Dans son message, la société demande aux Forces armées de la RDC de développer de nouvelles stratégies adaptées à la guérilla afin de déjouer la ruse des assaillants.

« Nous, en tant que forces vives, nous condamnons ce comportement de barbarisme de ces rebelles et nous appelons les FARDC de voir comment elles peuvent développer des stratégies de protection des civils qui vivent dans des agglomérations entourant leur zone d’opérations. Pour le moment, la situation est confuse. La plupart n’ont plus de la confiance. La peur règne et nombreux sont en train de quitter », indique-t-il.

Les forces vives du territoire de Beni qui déplorent ce énième cas de massacres perpétrés par ces islamistes pensent que ceux-ci tentent de défier les stratégies militaires alors que des opérations de nettoyage dites de grande envergure ont à peine été lancées dans la région.

Bien plus, elles redoutent que ces rebelles se servent des civils comme boucliers pour leurs représailles alors que les FARDC se trouvent dans les profondeurs pour la traque. D’autre part, la société civile estime que les ADF peuvent être en train d’essayer de détourner l’attention des soldats congolais afin que tous les efforts soient déconcentrés de vrais bastions ennemis et que l’attention soit plus attirée vers des zones urbaines ou habitée.

Une autre hypothèse plausible avancée par la société civile porte sur des complicités internes au sein de la ceinture sécuritaire et qui filtreraient toutes les démarches mises en place par les autorités militaires.
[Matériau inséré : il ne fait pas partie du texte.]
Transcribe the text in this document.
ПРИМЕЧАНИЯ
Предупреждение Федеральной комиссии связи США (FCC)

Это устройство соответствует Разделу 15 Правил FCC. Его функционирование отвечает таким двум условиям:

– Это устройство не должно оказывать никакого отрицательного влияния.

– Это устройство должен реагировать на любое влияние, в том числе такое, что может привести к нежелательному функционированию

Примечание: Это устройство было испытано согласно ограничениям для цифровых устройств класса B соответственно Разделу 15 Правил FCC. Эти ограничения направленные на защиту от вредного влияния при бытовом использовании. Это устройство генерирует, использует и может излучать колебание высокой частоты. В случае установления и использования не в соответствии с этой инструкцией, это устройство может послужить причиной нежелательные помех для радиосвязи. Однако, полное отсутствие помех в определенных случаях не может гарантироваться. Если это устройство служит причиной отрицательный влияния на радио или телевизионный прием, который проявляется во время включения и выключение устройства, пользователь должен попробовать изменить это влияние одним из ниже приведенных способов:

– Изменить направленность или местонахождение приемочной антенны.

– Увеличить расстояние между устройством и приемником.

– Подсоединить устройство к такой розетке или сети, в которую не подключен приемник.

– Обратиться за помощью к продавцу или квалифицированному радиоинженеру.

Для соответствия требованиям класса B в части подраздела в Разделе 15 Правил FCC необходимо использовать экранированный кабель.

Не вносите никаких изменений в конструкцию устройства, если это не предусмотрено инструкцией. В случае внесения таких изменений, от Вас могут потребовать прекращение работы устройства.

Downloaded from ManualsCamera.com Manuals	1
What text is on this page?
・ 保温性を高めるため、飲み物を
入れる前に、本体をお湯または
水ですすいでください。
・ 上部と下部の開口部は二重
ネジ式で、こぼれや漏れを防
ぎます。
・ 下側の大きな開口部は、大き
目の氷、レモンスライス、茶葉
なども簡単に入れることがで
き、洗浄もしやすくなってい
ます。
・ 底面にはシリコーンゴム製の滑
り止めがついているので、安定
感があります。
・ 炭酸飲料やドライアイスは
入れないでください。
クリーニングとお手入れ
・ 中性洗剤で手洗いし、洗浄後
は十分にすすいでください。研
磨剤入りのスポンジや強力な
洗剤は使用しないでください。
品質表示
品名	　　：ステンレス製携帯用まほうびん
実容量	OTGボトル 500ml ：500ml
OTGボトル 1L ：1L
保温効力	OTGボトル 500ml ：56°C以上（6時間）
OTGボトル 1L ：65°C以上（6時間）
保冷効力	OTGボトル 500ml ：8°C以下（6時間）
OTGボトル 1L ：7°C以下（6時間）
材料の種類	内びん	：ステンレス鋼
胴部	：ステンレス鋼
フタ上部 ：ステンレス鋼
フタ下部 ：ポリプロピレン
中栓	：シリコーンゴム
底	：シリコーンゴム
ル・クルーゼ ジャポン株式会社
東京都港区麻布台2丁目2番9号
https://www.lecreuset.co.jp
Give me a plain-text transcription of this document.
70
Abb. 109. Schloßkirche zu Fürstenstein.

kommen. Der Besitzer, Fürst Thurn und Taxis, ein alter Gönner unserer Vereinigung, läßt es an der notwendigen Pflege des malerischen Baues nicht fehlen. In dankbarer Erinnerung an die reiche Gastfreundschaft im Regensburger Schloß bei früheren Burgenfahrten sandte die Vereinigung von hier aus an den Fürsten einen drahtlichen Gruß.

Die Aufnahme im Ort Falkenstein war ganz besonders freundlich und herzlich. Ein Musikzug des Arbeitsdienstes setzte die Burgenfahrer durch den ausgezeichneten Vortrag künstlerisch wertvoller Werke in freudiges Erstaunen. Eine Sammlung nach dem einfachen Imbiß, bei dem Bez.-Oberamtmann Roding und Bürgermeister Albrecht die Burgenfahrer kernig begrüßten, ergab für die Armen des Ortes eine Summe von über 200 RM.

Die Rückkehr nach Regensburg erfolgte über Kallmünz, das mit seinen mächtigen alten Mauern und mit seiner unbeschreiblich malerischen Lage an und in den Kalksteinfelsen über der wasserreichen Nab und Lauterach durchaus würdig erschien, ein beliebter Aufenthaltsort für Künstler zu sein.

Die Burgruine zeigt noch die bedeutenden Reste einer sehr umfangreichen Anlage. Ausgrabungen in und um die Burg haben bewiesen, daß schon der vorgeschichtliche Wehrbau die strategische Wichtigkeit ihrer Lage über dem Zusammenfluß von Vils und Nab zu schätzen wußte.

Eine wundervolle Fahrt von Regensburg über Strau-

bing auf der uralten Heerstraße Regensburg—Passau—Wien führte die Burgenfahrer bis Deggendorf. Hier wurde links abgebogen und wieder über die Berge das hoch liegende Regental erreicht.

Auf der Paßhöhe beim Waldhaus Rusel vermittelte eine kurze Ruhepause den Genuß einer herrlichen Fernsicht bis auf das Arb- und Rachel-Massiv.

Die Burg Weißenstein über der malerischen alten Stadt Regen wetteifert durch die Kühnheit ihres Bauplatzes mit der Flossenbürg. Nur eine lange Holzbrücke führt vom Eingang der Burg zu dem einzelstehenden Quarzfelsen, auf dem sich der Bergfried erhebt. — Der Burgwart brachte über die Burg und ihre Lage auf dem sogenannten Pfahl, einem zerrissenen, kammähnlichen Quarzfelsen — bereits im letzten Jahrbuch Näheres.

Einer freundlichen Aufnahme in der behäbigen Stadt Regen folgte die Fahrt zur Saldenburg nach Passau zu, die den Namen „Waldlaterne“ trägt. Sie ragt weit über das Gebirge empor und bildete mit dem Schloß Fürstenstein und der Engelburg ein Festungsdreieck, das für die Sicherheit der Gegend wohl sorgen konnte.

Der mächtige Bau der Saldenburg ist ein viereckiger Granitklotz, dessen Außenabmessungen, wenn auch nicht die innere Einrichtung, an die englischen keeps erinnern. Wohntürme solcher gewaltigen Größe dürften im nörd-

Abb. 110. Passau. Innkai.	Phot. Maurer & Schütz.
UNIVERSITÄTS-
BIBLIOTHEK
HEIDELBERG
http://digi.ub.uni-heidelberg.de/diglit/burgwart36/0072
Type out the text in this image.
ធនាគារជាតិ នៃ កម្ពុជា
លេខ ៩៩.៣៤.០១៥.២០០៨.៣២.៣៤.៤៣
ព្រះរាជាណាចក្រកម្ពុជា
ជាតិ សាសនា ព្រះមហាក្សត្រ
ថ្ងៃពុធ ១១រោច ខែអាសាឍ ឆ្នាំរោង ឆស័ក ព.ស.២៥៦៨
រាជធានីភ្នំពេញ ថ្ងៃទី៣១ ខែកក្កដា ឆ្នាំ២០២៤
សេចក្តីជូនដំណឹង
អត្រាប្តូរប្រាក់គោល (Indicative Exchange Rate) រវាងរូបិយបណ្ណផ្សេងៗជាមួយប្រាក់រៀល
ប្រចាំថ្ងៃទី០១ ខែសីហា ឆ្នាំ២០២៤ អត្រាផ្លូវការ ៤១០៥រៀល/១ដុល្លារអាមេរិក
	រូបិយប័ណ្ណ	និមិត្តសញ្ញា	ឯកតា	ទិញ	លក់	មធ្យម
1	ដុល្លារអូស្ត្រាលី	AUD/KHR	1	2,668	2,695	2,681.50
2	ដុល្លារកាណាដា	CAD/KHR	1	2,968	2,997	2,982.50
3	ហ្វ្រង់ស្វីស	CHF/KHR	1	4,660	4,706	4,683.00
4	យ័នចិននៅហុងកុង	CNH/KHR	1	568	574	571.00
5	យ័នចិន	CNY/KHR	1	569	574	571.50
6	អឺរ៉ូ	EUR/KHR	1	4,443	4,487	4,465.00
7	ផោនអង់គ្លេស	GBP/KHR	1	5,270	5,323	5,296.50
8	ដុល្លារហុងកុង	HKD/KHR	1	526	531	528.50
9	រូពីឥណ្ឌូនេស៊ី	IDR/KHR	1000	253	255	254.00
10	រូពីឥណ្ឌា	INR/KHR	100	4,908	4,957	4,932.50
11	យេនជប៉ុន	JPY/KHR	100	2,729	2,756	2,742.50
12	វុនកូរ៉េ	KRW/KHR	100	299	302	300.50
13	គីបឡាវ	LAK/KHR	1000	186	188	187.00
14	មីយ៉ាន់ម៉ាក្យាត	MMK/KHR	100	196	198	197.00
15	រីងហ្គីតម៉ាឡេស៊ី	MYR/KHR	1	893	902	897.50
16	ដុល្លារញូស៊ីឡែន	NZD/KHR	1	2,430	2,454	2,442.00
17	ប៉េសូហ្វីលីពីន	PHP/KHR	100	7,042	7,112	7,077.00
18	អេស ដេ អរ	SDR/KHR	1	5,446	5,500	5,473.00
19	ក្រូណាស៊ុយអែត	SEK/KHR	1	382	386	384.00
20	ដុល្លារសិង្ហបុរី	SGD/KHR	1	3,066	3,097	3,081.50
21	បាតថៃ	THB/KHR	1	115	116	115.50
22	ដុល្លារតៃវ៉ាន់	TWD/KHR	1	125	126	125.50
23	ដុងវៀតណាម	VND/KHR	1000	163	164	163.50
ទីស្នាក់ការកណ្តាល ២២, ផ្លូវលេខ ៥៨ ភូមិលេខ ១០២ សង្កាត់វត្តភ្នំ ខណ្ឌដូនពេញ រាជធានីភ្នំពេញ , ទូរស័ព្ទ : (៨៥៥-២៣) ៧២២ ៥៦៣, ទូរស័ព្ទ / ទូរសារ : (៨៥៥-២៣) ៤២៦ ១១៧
« C’est comme d’habitude. De fois, quand on lance des opérations, contre ces rebelles, eux viennent toujours en représailles contre nous la population. C’est leur façon de vouloir montrer à l’armée qu’ils sont là, et qu’ils ont encore une force. Peut-être qu’ils veulent aussi détourner l’armée de sa mission. Mais, nous pensons que l’armée ne va pas céder à ces simples manipulations des rebelles. On espère qu’elle va toujours être déterminée à nous aider à mettre fin à l’aventure de  ces gens. Mais malheureusement, on accuse aussi des brebis galeuses au sein de nos FARDC et qui coopéreraient avec nos ennemis », regrette Bravo Vukulu.

Il sied de rappeler que cette attaque intervient après une autre embuscade tendue à un véhicule par les mêmes rebelles mardi 5 novembre à Rizerie, sur le tronçon Butembo-Kasindi. Ici encore, les assaillants ont incendié le camion et quelques personnes s’en sont sortis avec des blessures avant d’être dépêchées à l’hôpital de la ville de Beni.